И Сейди так спокойно относится к соседству крокодила? Ну, если она не боится, мне тем более нельзя показывать свой страх.

– Какое длинное имя, – сказал я.

– Так и крокодил длинный, – заметила Сейди. – Кстати, он любит бекон.

В подтверждение своих слов она бросила через плечо кусочек бекона. Филипп выпрыгнул и на лету поймал угощение. Его кожа была совсем белой, а глаза – розовыми. В здоровенной пасти уместился бы не то что бекон, а целый поросенок.

– Для моих друзей он совсем безобидный, – заверил меня Амос. – В древние времена возле каждого храма было озеро с крокодилами. Крокодилы – сильные маги.

– Значит, павиан, крокодил… это все твои домашние животные? – спросил я.

Амос задумался.

– Если говорить о видимых, то все.

Я пересел, стараясь находиться подальше от бассейна. Возле ног терлась урчащая Маффин. Кошке тоже хватало ума не приближаться к магическому крокодилу.

– Амос, ты обещал нам объяснить, – напомнил я дяде, жуя очередной блин.

– Конечно. С чего начнем?

– С кого, – поправила его Сейди. – С нашего отца. Что с ним произошло?

Амос втянул в себя воздух.

– Джулиус пытался вызвать бога. К сожалению, это ему удалось.

Мне было трудно принимать дядины слова всерьез. Сами подумайте: он сидел, намазывал масло на булочку и говорил о… вызывании богов!

– Какого именно? – спросил я, подлаживаясь под дядин тон. – Или отцу было все равно?

Сейди лягнула меня. По ее серьезной физиономии я понял, что она действительно верит дядиным словам.

– Египетских богов много, и ты это знаешь, – продолжал Амос, жуя булочку. – Но твоему отцу требовался не любой из них.

Он многозначительно посмотрел на меня.

– Осирис! – вспомнил я. – Когда отец стоял перед Розеттским камнем, он произнес: «Осирис, приди». Но ведь Осирис – это легенда. Говоря современным языком, придумка.

– Ты сейчас повторяешь мнение некоторых кабинетных ученых.

Амос глядел на другой берег Ист-ривер, где под утренним солнцем высились небоскребы Манхэттена.

– Древние египтяне не были глупцами. Они построили пирамиды. Они построили первое великое государство. Их цивилизация насчитывала несколько тысяч лет.

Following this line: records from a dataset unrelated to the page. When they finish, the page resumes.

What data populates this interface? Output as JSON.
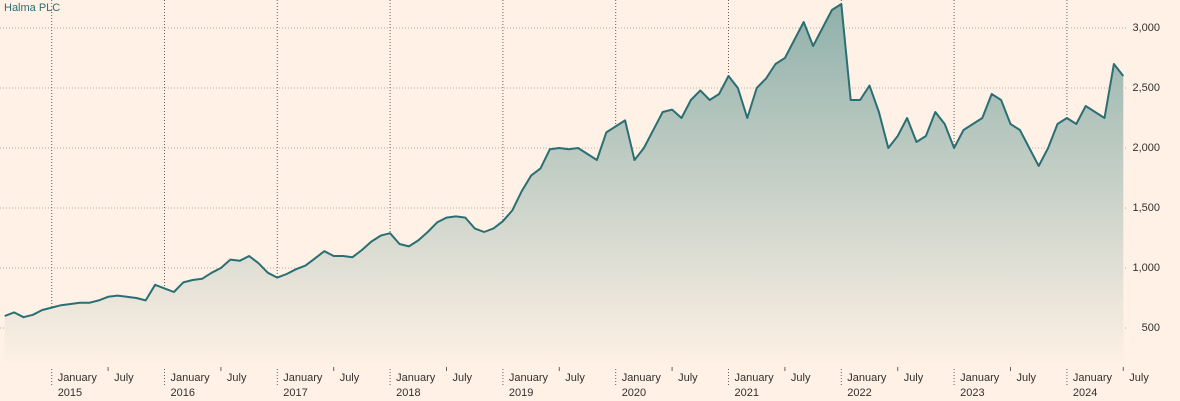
{
  "chart_data": {
    "type": "area",
    "title": "Halma PLC",
    "color": "#2a6f73",
    "grid": true,
    "xlim": [
      "2014-08",
      "2024-07"
    ],
    "ylim": [
      175,
      3233
    ],
    "yticks": [
      {
        "value": 500,
        "label": "500"
      },
      {
        "value": 1000,
        "label": "1,000"
      },
      {
        "value": 1500,
        "label": "1,500"
      },
      {
        "value": 2000,
        "label": "2,000"
      },
      {
        "value": 2500,
        "label": "2,500"
      },
      {
        "value": 3000,
        "label": "3,000"
      }
    ],
    "xticks": [
      {
        "value": "2015-01",
        "label": "January",
        "year": "2015"
      },
      {
        "value": "2015-07",
        "label": "July"
      },
      {
        "value": "2016-01",
        "label": "January",
        "year": "2016"
      },
      {
        "value": "2016-07",
        "label": "July"
      },
      {
        "value": "2017-01",
        "label": "January",
        "year": "2017"
      },
      {
        "value": "2017-07",
        "label": "July"
      },
      {
        "value": "2018-01",
        "label": "January",
        "year": "2018"
      },
      {
        "value": "2018-07",
        "label": "July"
      },
      {
        "value": "2019-01",
        "label": "January",
        "year": "2019"
      },
      {
        "value": "2019-07",
        "label": "July"
      },
      {
        "value": "2020-01",
        "label": "January",
        "year": "2020"
      },
      {
        "value": "2020-07",
        "label": "July"
      },
      {
        "value": "2021-01",
        "label": "January",
        "year": "2021"
      },
      {
        "value": "2021-07",
        "label": "July"
      },
      {
        "value": "2022-01",
        "label": "January",
        "year": "2022"
      },
      {
        "value": "2022-07",
        "label": "July"
      },
      {
        "value": "2023-01",
        "label": "January",
        "year": "2023"
      },
      {
        "value": "2023-07",
        "label": "July"
      },
      {
        "value": "2024-01",
        "label": "January",
        "year": "2024"
      },
      {
        "value": "2024-07",
        "label": "July"
      }
    ],
    "x": [
      "2014-08",
      "2014-09",
      "2014-10",
      "2014-11",
      "2014-12",
      "2015-01",
      "2015-02",
      "2015-03",
      "2015-04",
      "2015-05",
      "2015-06",
      "2015-07",
      "2015-08",
      "2015-09",
      "2015-10",
      "2015-11",
      "2015-12",
      "2016-01",
      "2016-02",
      "2016-03",
      "2016-04",
      "2016-05",
      "2016-06",
      "2016-07",
      "2016-08",
      "2016-09",
      "2016-10",
      "2016-11",
      "2016-12",
      "2017-01",
      "2017-02",
      "2017-03",
      "2017-04",
      "2017-05",
      "2017-06",
      "2017-07",
      "2017-08",
      "2017-09",
      "2017-10",
      "2017-11",
      "2017-12",
      "2018-01",
      "2018-02",
      "2018-03",
      "2018-04",
      "2018-05",
      "2018-06",
      "2018-07",
      "2018-08",
      "2018-09",
      "2018-10",
      "2018-11",
      "2018-12",
      "2019-01",
      "2019-02",
      "2019-03",
      "2019-04",
      "2019-05",
      "2019-06",
      "2019-07",
      "2019-08",
      "2019-09",
      "2019-10",
      "2019-11",
      "2019-12",
      "2020-01",
      "2020-02",
      "2020-03",
      "2020-04",
      "2020-05",
      "2020-06",
      "2020-07",
      "2020-08",
      "2020-09",
      "2020-10",
      "2020-11",
      "2020-12",
      "2021-01",
      "2021-02",
      "2021-03",
      "2021-04",
      "2021-05",
      "2021-06",
      "2021-07",
      "2021-08",
      "2021-09",
      "2021-10",
      "2021-11",
      "2021-12",
      "2022-01",
      "2022-02",
      "2022-03",
      "2022-04",
      "2022-05",
      "2022-06",
      "2022-07",
      "2022-08",
      "2022-09",
      "2022-10",
      "2022-11",
      "2022-12",
      "2023-01",
      "2023-02",
      "2023-03",
      "2023-04",
      "2023-05",
      "2023-06",
      "2023-07",
      "2023-08",
      "2023-09",
      "2023-10",
      "2023-11",
      "2023-12",
      "2024-01",
      "2024-02",
      "2024-03",
      "2024-04",
      "2024-05",
      "2024-06",
      "2024-07"
    ],
    "values": [
      600,
      630,
      590,
      610,
      650,
      670,
      690,
      700,
      710,
      710,
      730,
      760,
      770,
      760,
      750,
      730,
      860,
      830,
      800,
      880,
      900,
      910,
      960,
      1000,
      1070,
      1060,
      1100,
      1040,
      960,
      920,
      950,
      990,
      1020,
      1080,
      1140,
      1100,
      1100,
      1090,
      1150,
      1220,
      1270,
      1290,
      1200,
      1180,
      1230,
      1300,
      1380,
      1420,
      1430,
      1420,
      1330,
      1300,
      1330,
      1390,
      1480,
      1640,
      1770,
      1830,
      1990,
      2000,
      1990,
      2000,
      1950,
      1900,
      2130,
      2180,
      2230,
      1900,
      2000,
      2150,
      2300,
      2320,
      2250,
      2400,
      2480,
      2400,
      2450,
      2600,
      2500,
      2250,
      2500,
      2580,
      2700,
      2750,
      2900,
      3050,
      2850,
      3000,
      3150,
      3200,
      2400,
      2400,
      2520,
      2300,
      2000,
      2100,
      2250,
      2050,
      2100,
      2300,
      2200,
      2000,
      2150,
      2200,
      2250,
      2450,
      2400,
      2200,
      2150,
      2000,
      1850,
      2000,
      2200,
      2250,
      2200,
      2350,
      2300,
      2250,
      2700,
      2600
    ]
  }
}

– Ну и что? Все равно их цивилизация исчезла.

Амос покачал головой.

– Такое могущественное наследие не может исчезнуть. По сравнению с египтянами, греки и римляне – просто малые дети. А наши страны? Даже такие, как Англия и Америка? Исторический миг. Древнейшие корни цивилизации, по крайней мере западной, – они в Египте. Возьми любую долларовую купюру. На ней изображена пирамида. А монумент Вашингтона?[13] Это же настоящий египетский обелиск. Нет, Картер, Египет продолжает жить. Его боги, к сожалению, тоже.

– Постой. Я еще могу поверить в реальность магии… хотя и с трудом. Но верить в древних богов? Скажи, что ты шутишь.

Но даже говоря эти слова, я вспоминал огненного человека в музее. Его лицо, становившееся то человеческим, то звериной мордой. А глаза статуи Тота, следившие за мной?